We are all desperate for answers. The mistake is not to place your trust in medicine, or to consult doctors, but rather to do it blindly. Following any authority, trusting them unconditionally, is the mistake. (And not accepting the possibility of mistakes is also a mistake.)

If we totally relinquish our desire for control and the need for answers, we would lose the essence of scientific enquiry. But I believe that by studying both philosophy and trying to understand the nature of science, we develop a better understanding of the limits of our knowledge and what is reasonable for us to discover through experimentation.

Developing Reason

“What decides whether a sum of money is good? The money is not going to tell you; it must be the faculty that makes use of such impressions — reason.”

Epictetus

Metrics and measures are powerful tools, but they aren’t a substitute for reason.

Measurement without judgement is like assembling ingredients and weighing them without knowing what you want to cook or what it should taste like.

I used to believe that performing an exercise correctly was about achieving a full range of motion. I thought that a bench press should involve touching the bar to your chest at the bottom and locking out the elbows at the top.

But what is happening externally – the arc describing the movement of the barbell over time – does not necessarily tell you what’s happening internally, like the stresses experienced by structures inside your body, or the tolerances those structures have. And it does not necessarily reflect your subjective experience of that movement.

Analysing posture and assessing movement with arbitrary screening protocols often leads us to make misguided attempts to correct issues that arise from natural and immutable variations in the structure of the human body.

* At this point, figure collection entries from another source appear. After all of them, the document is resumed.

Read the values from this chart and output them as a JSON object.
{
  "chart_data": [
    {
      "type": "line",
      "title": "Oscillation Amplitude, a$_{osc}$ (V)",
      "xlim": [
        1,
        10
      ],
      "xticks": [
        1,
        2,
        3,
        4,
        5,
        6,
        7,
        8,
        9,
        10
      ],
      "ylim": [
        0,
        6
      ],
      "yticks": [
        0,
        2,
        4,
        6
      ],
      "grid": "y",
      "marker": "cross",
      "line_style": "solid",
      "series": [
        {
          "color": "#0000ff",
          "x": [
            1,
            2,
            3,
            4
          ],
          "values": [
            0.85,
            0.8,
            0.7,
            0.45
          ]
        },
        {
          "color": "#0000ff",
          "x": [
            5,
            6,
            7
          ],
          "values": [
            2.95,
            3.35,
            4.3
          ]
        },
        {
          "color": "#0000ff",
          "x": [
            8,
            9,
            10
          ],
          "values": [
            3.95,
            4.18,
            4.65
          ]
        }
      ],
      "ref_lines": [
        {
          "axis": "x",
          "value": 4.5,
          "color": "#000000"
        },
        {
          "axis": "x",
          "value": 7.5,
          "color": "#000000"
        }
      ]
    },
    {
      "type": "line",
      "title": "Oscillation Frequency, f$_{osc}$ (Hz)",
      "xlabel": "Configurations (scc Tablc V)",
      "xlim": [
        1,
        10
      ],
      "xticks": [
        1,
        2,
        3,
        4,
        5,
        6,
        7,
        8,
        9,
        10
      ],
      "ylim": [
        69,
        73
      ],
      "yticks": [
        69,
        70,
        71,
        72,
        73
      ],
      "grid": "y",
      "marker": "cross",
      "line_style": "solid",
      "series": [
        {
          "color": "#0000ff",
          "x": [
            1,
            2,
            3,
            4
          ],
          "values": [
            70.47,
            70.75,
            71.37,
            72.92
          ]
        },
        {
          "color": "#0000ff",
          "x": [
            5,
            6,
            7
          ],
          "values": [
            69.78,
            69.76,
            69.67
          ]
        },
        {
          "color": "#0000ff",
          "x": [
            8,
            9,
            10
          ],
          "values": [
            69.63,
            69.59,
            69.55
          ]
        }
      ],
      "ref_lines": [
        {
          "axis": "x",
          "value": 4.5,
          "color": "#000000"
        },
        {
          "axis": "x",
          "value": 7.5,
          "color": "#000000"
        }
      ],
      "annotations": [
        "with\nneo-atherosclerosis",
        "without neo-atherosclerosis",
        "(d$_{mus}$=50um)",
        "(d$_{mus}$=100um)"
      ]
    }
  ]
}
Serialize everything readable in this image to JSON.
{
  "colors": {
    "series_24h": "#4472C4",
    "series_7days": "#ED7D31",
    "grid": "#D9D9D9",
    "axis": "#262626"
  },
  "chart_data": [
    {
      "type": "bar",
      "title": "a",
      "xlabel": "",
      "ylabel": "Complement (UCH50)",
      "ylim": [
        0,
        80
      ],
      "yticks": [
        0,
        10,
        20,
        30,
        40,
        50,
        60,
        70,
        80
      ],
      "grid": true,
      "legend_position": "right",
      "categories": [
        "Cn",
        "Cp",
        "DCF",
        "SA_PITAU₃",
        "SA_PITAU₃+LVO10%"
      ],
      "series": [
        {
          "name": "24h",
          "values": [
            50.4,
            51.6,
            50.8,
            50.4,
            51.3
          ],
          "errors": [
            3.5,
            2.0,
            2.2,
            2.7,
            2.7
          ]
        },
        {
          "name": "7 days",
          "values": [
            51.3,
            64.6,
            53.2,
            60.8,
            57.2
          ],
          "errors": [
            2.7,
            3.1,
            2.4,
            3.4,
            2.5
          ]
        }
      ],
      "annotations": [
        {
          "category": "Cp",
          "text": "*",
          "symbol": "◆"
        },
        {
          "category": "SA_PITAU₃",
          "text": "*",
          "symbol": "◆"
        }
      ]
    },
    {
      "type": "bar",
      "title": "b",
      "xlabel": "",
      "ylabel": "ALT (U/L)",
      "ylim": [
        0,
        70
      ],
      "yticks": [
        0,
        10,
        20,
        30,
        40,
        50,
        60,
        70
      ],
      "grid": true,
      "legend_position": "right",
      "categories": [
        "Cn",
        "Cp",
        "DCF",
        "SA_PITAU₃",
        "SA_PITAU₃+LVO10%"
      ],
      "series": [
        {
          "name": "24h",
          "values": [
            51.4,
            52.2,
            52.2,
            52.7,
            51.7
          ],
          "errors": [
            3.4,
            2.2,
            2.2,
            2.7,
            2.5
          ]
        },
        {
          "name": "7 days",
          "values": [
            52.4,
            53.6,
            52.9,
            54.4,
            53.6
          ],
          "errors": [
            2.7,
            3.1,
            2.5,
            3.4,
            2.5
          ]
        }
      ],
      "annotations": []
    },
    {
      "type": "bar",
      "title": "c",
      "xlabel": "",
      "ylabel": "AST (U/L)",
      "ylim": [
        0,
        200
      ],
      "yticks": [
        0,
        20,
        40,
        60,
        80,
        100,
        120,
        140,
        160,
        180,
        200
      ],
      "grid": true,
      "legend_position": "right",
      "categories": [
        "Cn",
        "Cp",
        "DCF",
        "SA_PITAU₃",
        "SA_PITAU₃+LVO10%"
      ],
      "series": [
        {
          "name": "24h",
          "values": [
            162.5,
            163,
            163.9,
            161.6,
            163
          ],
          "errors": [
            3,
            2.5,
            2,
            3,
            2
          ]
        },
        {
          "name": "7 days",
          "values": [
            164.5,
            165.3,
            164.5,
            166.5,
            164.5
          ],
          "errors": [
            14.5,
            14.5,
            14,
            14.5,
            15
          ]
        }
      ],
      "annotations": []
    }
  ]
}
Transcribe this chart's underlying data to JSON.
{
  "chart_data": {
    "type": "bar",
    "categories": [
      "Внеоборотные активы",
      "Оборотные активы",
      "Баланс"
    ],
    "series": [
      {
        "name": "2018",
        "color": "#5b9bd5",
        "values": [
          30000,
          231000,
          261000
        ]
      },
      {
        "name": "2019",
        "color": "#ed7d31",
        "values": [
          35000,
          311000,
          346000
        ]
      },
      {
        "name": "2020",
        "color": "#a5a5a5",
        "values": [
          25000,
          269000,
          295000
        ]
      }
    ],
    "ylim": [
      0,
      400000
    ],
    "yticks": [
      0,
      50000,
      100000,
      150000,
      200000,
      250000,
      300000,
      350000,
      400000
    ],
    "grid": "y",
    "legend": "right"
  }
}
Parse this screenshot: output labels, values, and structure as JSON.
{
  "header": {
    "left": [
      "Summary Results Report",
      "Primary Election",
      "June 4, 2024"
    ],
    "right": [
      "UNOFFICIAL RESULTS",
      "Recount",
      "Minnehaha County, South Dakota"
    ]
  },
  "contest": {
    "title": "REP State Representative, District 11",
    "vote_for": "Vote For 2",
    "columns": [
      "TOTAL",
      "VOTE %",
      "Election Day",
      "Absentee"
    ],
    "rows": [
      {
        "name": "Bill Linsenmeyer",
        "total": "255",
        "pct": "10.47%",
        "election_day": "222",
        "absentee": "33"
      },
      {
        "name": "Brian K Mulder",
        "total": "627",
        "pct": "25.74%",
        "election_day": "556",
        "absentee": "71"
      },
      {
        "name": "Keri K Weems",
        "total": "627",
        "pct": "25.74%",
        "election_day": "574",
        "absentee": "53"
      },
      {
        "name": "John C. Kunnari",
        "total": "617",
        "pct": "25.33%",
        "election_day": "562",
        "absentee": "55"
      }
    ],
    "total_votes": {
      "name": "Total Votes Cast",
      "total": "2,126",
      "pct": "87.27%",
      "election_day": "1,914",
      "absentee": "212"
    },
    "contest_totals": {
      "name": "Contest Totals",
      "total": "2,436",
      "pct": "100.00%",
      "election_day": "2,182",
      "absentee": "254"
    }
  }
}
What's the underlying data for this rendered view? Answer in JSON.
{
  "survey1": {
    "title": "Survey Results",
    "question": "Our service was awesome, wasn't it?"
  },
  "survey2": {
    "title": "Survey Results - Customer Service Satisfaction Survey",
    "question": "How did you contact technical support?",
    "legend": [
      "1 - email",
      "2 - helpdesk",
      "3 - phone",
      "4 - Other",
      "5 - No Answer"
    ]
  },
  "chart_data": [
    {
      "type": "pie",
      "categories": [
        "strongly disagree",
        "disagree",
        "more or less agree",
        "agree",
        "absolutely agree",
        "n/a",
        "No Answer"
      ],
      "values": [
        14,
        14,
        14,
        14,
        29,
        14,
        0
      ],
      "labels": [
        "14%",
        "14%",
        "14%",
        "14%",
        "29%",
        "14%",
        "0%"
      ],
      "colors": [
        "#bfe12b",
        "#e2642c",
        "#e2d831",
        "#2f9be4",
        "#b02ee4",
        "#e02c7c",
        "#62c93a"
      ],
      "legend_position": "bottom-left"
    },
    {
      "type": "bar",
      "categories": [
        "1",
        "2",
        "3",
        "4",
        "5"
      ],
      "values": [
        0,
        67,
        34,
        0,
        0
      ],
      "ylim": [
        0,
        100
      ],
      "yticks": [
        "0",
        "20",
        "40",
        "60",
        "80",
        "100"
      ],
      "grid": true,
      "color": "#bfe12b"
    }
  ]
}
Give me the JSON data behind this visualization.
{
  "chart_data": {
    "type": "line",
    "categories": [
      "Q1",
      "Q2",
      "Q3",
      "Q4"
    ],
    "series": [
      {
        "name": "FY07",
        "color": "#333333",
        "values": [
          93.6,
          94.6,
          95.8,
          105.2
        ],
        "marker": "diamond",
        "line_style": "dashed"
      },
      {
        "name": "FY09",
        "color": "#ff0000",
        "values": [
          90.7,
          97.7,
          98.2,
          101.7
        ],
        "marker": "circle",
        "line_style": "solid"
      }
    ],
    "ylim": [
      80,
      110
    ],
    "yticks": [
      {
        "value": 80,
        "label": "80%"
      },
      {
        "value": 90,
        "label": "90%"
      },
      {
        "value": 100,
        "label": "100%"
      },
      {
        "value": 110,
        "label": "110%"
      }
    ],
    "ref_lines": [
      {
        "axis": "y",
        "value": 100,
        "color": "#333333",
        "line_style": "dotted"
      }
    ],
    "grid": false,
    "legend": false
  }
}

I’ve seen personal trainers instruct clients to do “full range of motion” squats, far beyond the current limits of their mobility (and most likely beyond what they can safely tolerate).

(If you’re a personal trainer, remember: the client has all the answers, it’s your job to ask questions. You must not impose your beliefs on them.)

You should focus more on internalising the practise of training, understanding the capabilities and limitations of your body, and interpreting the feedback it’s giving you.

There are devices that can tell you how many steps you’ve taken as you walk through a park, how much distance you’ve covered, and approximately how many calories you’ve burned.

But that tells you nothing about how it feels to be in a natural environment, how it helps you relax, or the way that walking permits creative thoughts to flow. And when you forget those things, you’re losing essential components of the experience, reducing it to parameters that describe only the mechanical process of walking. The same number of steps taken on a treadmill in an artificially lit gym, watching Netflix on your mobile, does not create the same effect.

And does knowing the number of steps you took really help you?

Perhaps, if your goal is to track activity, it may help you drive a change in your behaviour. We often use measurements as proxies for what we really want. But if we really want to be healthy, we need to pay attention to the things we can’t measure too, it’s not about mindlessly hitting targets.

Understand that your internal state drives the actions that manifest in your external state. Self-quantification is not self-awareness.

And don’t quantify at the expense of quality.